Twenty-one days: the maximum incubation period for Ebola Virus Disease. That means if you have come into contact with the virus but have no symptoms by day twenty two, then you are clear.

Forty two days: the incubation period x 2, and the period it takes for a country to be officially considered clear of the disease. If no new suspected cases are reported for 42 days, the outbreak is over.

Today, Wednesday 13th August 2014, is a big day for me ... it has been twenty-one days since I left Liberia, and for the first time I know beyond a doubt that I am Ebola-free. Not everyone is so lucky. In my first 14 days of incubation in the comfort of my Southampton home, the number of cases in Liberia more than doubled from 249 on 23rd July to 554 on 6th August. Of these cases, 294 people had died. The country is in a state of emergency, schools are closed, roads are blocked, communities are quarantined and attempts to bring the disease under control are being crippled by widespread fear.

So for another 21 days I am going to write a blog post every day to raise awareness of the grim challenge confronting Liberians, and to raise funds to support the Red Cross, who I work with collaboratively in my normal life as a PhD social researcher, and who are at the front line fighting the worst known Ebola outbreak in history.

Friday 29 August 2014

Treatment

The human body is an amazing thing.  We’ve studied it for centuries, and still there is so much that we don’t understand.  Its ability to heal and regenerate itself must be one of the most intriguing things about it - in film and television this is often exaggerated and described as a superpower (X-Men, Heroes …) but the truth is we are all capable of self-regeneration – just not instantaneously!  Something that I didn’t know before my husband specialised in intensive care medicine is how much our most high-tech medical interventions rely on the body’s own ability to heal itself.  Notwithstanding antibiotics to kill bacteria and so on, fundamentally what intensive care offers is the skills, drugs and technology to support failing systems in the body, keeping it going and buying it time to repair itself, or not.

No matter where you are in the world, in the absence of any cure, the treatment for Ebola is supportive care.  Its purpose is to keep the patient alive as long as possible to give the immune system the time it needs to mobilise its response, which will be new and specific to the virus that it is up against.  That is why there has been some benefit in previous outbreaks in using serums to treat Ebola – that is, extracts from the blood of Ebola survivors that can be injected into Ebola sufferers.  Their blood contains the antibodies that the immune system has generated, which gives the recipient’s immune system a head start in working out what to do about the viral invasion.  The body is capable of eliminating Ebola – we just don’t know how.

In Ebola treatment centres in West Africa run by MSF or in hospitals, this supportive therapy focuses on the basics of life.  They are kept hydrated, and their oxygen status is maintained.  This keeps their blood pressure as stable as possible.  Since their immune system is otherwise occupied they are susceptible to other infections, and these can be treated.  Beyond that, all we can do it watch, and wait – but the time that this supportive treatment buys a patient can make the difference between life and death.  MSF estimates that early treatment can improve the chances of surviving Ebola by 10-15%.

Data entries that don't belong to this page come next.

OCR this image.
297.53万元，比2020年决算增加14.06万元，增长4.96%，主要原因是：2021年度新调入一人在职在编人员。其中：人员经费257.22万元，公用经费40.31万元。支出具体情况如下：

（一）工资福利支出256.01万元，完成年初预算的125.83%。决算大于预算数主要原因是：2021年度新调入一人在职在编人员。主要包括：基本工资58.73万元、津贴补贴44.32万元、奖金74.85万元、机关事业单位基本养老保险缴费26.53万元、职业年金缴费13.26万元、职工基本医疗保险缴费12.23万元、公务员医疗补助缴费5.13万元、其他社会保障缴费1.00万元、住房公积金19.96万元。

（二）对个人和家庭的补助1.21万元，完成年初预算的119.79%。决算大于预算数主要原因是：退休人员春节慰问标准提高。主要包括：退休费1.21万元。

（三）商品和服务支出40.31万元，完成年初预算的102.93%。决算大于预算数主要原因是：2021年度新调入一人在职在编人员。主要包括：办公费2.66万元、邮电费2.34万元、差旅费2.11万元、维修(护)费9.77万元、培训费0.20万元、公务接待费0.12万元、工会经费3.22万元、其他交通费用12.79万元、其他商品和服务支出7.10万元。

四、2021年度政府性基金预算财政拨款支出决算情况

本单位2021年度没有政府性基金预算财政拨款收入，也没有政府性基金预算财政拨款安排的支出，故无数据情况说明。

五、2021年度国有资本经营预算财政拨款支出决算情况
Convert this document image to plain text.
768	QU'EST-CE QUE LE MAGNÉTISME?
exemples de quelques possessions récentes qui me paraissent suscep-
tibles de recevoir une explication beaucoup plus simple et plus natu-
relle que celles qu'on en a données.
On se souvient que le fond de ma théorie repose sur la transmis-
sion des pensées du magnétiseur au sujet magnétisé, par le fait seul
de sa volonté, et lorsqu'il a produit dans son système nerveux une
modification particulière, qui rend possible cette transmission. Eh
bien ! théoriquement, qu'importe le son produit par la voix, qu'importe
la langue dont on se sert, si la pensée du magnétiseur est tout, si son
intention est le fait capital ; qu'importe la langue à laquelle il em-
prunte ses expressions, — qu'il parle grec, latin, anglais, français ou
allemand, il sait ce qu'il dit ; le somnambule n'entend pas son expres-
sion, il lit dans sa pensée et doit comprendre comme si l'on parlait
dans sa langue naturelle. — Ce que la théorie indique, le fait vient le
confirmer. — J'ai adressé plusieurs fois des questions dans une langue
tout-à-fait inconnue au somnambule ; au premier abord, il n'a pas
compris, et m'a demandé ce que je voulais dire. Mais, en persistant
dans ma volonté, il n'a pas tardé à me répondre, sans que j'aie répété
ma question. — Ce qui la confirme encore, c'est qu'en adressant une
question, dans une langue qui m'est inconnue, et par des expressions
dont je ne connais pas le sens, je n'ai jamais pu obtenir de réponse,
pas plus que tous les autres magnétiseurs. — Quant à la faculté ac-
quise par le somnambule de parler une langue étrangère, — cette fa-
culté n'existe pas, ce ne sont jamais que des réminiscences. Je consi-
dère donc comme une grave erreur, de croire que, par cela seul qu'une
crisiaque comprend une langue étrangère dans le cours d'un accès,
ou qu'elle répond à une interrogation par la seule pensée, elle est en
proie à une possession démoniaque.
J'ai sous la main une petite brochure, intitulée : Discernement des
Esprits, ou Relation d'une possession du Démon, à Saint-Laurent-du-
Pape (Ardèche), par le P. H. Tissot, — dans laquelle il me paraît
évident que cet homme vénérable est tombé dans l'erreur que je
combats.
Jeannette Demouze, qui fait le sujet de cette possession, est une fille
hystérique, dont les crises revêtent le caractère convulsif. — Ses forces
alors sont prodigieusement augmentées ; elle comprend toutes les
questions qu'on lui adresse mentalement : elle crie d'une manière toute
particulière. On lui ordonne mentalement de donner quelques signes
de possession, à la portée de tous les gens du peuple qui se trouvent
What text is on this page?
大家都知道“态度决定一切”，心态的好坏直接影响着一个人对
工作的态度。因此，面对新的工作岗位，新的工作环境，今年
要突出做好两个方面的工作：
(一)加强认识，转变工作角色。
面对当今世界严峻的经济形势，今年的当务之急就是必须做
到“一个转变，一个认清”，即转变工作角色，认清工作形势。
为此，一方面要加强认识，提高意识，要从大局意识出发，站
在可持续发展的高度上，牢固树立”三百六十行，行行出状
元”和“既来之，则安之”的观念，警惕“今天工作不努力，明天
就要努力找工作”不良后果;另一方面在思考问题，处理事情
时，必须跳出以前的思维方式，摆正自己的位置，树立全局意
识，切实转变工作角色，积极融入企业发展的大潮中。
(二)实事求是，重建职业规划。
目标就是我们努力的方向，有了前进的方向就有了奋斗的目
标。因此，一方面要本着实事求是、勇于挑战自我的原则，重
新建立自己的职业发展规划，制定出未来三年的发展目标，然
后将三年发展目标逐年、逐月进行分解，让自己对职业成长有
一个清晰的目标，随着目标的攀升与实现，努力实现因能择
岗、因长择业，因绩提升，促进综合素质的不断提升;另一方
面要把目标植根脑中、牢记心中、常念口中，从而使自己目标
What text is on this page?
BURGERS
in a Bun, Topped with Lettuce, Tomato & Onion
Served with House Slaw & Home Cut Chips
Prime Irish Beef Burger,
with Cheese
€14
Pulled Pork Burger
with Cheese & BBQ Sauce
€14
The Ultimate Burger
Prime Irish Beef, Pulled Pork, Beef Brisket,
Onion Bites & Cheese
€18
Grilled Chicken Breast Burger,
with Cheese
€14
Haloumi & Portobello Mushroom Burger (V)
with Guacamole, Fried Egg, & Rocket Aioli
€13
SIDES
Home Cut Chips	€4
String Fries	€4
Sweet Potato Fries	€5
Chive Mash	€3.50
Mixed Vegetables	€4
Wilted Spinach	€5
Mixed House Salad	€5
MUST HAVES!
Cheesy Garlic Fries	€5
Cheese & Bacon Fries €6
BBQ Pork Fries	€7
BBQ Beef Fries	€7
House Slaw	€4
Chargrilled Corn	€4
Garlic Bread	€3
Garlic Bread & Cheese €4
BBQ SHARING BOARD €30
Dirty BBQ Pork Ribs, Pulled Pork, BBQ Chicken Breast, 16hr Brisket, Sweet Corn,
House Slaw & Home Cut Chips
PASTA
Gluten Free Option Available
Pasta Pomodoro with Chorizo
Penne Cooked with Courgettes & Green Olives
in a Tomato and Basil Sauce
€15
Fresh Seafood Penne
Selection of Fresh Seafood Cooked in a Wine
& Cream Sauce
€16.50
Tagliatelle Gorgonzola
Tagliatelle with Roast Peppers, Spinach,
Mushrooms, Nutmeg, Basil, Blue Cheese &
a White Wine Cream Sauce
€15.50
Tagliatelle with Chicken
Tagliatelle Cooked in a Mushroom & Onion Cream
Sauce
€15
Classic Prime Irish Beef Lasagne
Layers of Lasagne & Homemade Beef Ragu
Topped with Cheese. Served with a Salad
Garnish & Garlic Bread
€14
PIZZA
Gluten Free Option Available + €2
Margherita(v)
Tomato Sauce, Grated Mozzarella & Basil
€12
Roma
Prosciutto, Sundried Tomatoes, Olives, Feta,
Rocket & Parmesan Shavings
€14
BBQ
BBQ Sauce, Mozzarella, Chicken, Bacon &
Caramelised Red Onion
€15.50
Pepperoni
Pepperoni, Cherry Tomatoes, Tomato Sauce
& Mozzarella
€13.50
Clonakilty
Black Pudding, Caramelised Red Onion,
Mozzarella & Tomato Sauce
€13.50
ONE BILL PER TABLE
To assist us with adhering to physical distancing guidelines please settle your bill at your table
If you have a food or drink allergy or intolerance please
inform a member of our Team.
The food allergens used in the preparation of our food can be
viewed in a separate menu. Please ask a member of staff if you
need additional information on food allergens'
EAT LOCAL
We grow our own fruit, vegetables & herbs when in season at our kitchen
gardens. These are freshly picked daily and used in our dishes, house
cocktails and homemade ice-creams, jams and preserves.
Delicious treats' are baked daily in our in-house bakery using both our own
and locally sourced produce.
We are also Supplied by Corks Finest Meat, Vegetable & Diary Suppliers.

Of course, what would really buy Ebola patients time is access to the full works of intensive care support – invasive ventilation, powerful drugs (inotropes) that modulate blood pressure and heart contraction, haemofiltration (like dialysis) to replace non-functioning kidneys, one-to-one nursing … Not only would this give the immune system time to work its magic, but even for those who did not recover, their death would be far less traumatic.  As soon as it became clear that the patient was deteriorating into severe multi organ failure, they would be anaesthetised and ventilated, so as well as receiving other treatments to give them a chance, they would not suffer.  The trouble is, this comes at a cost.  In the UK, a bed on intensive care costs on average around £2000 per night – so that would be £28,000 for just one patient with two weeks of Ebola.  It also requires a consistent and safe supply of a wide range of drugs, lots of nurses, complex equipment that requires a specific skill-set to operate, even amongst doctors, a lot of clean water and a reliable electricity supply – you can’t very well provide life support where there is a risk of a power cut.  Too bad it’s not countries that can afford it that get Ebola.